Скажи это кто другой, я бы не покривя ответил: “Не хочу”. Но ведь это был Даня, к которому я уже волленс-неволленс привязался, у меня перед ним были нравственные долги, так что я согласился.
Каково мое отношение к любительской литературе, Ты наслышан. Преимущественно я не люблю поэзию, потому что не люблю ее вообще. “Ну Арсений, – говорила моя маленькая Зухра, – чему там радоваться? Сидит какой-то хер и думает, как ему зарифмовать “рука” и “ж...па”. Читаешь, а сам думаешь, как он ковырялся над этим”.

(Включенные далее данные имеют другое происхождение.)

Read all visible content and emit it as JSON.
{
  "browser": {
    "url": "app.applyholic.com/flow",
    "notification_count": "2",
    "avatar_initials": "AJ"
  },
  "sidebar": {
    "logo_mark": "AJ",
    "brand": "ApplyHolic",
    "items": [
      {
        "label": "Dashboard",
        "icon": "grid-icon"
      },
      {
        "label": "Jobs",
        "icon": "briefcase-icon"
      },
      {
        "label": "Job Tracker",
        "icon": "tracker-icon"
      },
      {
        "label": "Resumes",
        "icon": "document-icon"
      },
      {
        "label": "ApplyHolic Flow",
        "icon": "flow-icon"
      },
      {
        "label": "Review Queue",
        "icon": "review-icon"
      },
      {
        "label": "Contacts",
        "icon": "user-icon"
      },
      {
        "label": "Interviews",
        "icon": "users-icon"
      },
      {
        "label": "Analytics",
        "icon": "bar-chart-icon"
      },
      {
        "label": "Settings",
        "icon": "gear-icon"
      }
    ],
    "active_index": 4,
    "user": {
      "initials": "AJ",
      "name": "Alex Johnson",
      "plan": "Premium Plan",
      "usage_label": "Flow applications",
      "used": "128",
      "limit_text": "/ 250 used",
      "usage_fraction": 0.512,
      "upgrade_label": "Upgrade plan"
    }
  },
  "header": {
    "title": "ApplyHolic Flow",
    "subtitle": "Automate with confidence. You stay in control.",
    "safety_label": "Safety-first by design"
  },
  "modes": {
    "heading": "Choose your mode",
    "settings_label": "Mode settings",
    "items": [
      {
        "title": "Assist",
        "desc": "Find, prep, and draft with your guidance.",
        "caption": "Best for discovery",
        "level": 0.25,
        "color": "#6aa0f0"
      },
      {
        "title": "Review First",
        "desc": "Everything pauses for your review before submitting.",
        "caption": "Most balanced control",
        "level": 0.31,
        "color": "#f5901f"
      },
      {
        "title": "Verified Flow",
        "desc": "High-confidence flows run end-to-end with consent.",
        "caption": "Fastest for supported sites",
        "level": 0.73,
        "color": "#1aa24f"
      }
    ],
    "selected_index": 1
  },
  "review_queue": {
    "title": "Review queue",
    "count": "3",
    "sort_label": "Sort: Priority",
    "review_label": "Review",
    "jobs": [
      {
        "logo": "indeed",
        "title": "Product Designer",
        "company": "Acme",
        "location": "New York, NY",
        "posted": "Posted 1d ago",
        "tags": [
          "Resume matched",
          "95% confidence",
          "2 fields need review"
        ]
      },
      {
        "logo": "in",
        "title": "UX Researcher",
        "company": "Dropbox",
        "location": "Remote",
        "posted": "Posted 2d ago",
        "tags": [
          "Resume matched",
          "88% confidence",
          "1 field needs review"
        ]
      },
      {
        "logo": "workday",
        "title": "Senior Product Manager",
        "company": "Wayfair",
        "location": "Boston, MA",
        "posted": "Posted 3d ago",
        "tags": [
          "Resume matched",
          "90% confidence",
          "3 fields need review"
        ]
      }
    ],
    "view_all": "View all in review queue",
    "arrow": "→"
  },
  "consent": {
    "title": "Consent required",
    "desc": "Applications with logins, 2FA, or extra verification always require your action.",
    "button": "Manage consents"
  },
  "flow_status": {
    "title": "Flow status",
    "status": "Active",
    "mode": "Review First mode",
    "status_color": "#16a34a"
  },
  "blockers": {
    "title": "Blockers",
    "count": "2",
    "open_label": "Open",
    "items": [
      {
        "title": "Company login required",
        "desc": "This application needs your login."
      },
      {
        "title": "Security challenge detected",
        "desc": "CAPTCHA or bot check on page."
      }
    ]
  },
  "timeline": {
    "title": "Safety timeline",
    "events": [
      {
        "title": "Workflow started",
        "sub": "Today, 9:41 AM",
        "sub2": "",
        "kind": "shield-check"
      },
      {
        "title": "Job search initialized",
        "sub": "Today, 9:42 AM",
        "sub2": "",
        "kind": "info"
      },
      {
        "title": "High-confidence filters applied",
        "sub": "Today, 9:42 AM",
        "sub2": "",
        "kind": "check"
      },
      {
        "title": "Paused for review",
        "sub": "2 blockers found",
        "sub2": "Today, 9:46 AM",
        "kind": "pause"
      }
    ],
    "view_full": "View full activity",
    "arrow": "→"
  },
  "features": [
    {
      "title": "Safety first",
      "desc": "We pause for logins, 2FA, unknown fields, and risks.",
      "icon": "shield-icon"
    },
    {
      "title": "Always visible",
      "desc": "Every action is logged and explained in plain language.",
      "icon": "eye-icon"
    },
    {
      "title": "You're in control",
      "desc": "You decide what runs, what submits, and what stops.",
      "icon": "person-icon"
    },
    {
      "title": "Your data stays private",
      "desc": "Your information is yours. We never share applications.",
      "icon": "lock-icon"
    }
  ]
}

Я сходу высказал мнение Зухры Дане – тот нахмурился и укоризненно покачал головой. Даня писал по наитию, подверженный приступам нередкого вдохновения. “Поэт творит в беспамятстве”, – уверяет нас Шеллинг. Продукты Даниного беспамятства сосредотачивались в желто-голубом блокнотике на пружинке. Там же вразброс попадались дневниковые записи, конспекты лекций и наброски безадресных писем. Он раскрыл блокнот наудачу и улыбнулся ему, как доброму другу подросткового одиночества. Он читал не всё, он выискивал лучшее, что более соответствовало нынешнему состоянию его души. Посыпались хромые дольники, банальные и неточные рифмы. Кухня наполнилась уродцами стрельниковского пера. Маленькие и жалкие, в парше, кривые, в волосах и бородавках они переваливались на культяпках по столу, не удержав равновесия, визгляво падали на пол: “Тату, що ти зробив?! Тату, уб i й нас, тату!” Даша не слышал их скорбный писк. Он, сверкая надтреснутым стеклом, все длил их муку, читая вдохновенно, озарившись розовой юношеской улыбкой, своим низким голосом с интимным тембром, который, вероятно, нравится женщинам. Счастье мое, что это были хотя бы не верлибры. Он был совсем наивен – видно было, что его дар питался из кладезя простодушного невежества. Сейчас под рукой у меня нет ни одного из тогдашних его стишков, кроме разве что творческого экспромта в память прожитого дня:
Наш разговор напоминал бродяжку,
Просящую хотя бы похвалы.
Через истертость псевдопромокашки
В кудрявые застолья мы вросли.
Феллини бьет в ладошки, и, покуда
Куда-то обязательно идти,
Фортуной рыжей мается Гертруда,
Беседы превращая в ассорти.
Все так забавно, что уж надоело.
Мы шкуры поменяем наутек.
Нам в этом с Вами так поднаторело
И опротивело немало, мой дружок.
Вот так Даня разрешился от поэтических бремен. Было над чем призадуматься. Сейчас, перечитавши его строчки, написанные неуверенным, слабохарактерным почерком, не различающим “ш” и “ж”, я думаю, что повстречайся мы ровесниками – все равно, в двадцать лет или в двадцать семь, я бы ему этой жемчужины не простил. Мы бы расстались навсегда сей же час, и он в самолюбивом одиночестве рифмовал бы “похвалы” и “вросли”, “идти” и “ассорти”, влекомый рыжей фортуной невежественной юности. И уж конечно, его лирический герой никогда бы впредь не обратился ко мне с фамильярной развязностью “мой дружок”, как не смел этого реальный Даня в тенетах почтения.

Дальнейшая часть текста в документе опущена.